PARIS (Reuters) – The head of the Paris hospitals system has set off a fierce debate by questioning whether people who refuse to be vaccinated against COVID-19 should continue to have their treatment covered by public health insurance.
Under France’s universal healthcare system, all COVID patients who end up in intensive care are fully covered for their treatment, which costs about 3,000 euros ($3,340) per day and typically lasts a week to 10 days.
“When free and efficient drugs are available, should people be able to renounce it without consequences … while we struggle to take care of other patients?” Paris AP-HP hospitals system chief Martin Hirsch said on French television on Wednesday.
Hirsch said he raised the issue because health costs are exploding and that the irresponsible behaviour of some should not jeopardise the availability of the system for everyone else.
Several French health professionals rejected his proposal, far-right politicians called for Hirsch to be fired, and Paris mayor Anne Hidalgo – who chairs the AP-HP board and who is the socialist candidate in the April presidential elections – said she disagreed with his proposal.
A hashtag calling for Hirsch’s dismissal was trending on Twitter in France.

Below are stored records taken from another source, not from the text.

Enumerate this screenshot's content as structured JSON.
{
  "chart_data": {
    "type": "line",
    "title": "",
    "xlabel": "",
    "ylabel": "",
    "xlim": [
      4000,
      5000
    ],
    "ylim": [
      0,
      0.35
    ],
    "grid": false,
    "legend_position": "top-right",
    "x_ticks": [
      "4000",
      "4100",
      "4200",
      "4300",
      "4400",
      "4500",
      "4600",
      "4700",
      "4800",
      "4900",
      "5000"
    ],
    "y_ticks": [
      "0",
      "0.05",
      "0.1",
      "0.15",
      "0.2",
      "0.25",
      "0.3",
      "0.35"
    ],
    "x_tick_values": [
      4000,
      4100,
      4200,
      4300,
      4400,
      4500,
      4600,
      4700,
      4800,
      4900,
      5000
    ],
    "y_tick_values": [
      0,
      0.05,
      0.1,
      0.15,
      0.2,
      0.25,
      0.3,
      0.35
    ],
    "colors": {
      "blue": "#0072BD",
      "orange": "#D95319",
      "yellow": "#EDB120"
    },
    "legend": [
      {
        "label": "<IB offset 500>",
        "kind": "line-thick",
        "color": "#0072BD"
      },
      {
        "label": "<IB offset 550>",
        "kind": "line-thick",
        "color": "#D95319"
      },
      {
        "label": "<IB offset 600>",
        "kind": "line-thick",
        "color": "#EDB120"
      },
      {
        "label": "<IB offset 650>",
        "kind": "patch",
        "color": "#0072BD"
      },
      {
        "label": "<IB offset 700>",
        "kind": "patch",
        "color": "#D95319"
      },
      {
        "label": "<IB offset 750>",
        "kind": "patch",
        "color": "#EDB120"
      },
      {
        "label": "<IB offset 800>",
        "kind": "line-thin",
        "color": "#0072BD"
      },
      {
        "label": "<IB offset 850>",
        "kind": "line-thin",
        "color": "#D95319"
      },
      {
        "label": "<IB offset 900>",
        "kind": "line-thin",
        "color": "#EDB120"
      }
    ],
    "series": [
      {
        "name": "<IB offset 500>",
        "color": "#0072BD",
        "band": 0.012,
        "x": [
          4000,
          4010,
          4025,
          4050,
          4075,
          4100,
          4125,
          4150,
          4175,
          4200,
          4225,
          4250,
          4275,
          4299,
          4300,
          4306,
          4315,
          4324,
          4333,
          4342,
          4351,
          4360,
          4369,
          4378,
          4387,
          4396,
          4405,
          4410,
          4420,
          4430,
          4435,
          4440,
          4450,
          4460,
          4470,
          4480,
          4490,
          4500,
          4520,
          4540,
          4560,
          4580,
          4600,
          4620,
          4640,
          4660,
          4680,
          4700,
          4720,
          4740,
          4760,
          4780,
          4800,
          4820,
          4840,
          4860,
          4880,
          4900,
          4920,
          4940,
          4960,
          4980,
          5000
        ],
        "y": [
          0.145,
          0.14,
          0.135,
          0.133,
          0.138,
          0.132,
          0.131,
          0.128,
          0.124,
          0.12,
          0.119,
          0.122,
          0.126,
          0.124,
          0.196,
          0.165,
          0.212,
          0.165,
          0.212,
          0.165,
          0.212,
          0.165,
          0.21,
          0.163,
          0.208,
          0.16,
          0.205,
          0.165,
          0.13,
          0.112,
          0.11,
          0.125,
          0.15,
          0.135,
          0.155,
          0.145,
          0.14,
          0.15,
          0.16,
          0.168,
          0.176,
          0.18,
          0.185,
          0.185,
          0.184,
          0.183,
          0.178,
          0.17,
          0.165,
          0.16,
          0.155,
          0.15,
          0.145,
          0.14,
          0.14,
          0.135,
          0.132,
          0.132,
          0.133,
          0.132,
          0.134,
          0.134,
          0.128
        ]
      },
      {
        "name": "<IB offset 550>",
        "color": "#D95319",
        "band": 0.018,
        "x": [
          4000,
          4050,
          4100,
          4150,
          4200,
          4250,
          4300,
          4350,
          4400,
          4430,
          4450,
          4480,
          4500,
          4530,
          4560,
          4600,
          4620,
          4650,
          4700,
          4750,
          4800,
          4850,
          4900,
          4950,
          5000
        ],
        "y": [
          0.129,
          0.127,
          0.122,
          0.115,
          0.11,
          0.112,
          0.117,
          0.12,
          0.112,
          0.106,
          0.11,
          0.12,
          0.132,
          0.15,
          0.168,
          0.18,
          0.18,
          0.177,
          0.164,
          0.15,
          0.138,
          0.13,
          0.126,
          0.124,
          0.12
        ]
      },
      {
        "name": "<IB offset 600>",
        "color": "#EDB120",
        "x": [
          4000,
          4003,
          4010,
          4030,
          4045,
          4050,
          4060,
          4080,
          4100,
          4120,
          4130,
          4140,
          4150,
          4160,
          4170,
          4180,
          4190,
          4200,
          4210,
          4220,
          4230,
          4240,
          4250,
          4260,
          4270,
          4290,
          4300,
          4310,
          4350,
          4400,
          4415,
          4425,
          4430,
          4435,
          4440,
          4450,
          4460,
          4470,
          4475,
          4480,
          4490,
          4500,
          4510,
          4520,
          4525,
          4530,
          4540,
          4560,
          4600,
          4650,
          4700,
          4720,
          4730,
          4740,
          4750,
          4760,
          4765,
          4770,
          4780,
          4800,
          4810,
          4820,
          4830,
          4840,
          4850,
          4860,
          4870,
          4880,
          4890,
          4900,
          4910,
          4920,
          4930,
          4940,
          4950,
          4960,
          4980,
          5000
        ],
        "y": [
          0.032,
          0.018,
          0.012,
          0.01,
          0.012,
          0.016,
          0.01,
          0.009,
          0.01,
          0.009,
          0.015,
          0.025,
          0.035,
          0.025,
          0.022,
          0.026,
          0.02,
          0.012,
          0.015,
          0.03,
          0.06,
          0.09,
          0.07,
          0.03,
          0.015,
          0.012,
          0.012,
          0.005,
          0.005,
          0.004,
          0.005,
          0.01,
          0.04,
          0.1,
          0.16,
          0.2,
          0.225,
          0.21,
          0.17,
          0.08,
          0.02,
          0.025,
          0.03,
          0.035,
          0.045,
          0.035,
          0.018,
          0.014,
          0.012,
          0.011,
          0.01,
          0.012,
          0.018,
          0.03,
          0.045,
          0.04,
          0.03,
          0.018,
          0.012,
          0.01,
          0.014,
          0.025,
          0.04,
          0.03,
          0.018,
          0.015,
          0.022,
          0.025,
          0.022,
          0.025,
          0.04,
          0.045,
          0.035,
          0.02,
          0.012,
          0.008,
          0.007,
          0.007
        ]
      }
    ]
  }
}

Health Minister Olivier Veran has not commented on Hirsch’s call but Olga Givernet, a lawmaker for President Emmanuel Macron’s LREM party, said on BFM TV on Thursday that “the issue as raised by the medical community could not be ignored”.
A mid-January IFOP poll showed that 51% of French people considered it was justified that non-vaccinated people who wind up in intensive care should pay part or all of their hospital bill.
Conservative Les Republicains lawmaker Sebastien Huyghe – whose bill to make the unvaccinated pay some of their medical costs was rejected by parliament – said the idea was not to reject the non-vaccinated from intensive care wards, but to make them pay a minimum contribution toward the cost of their care.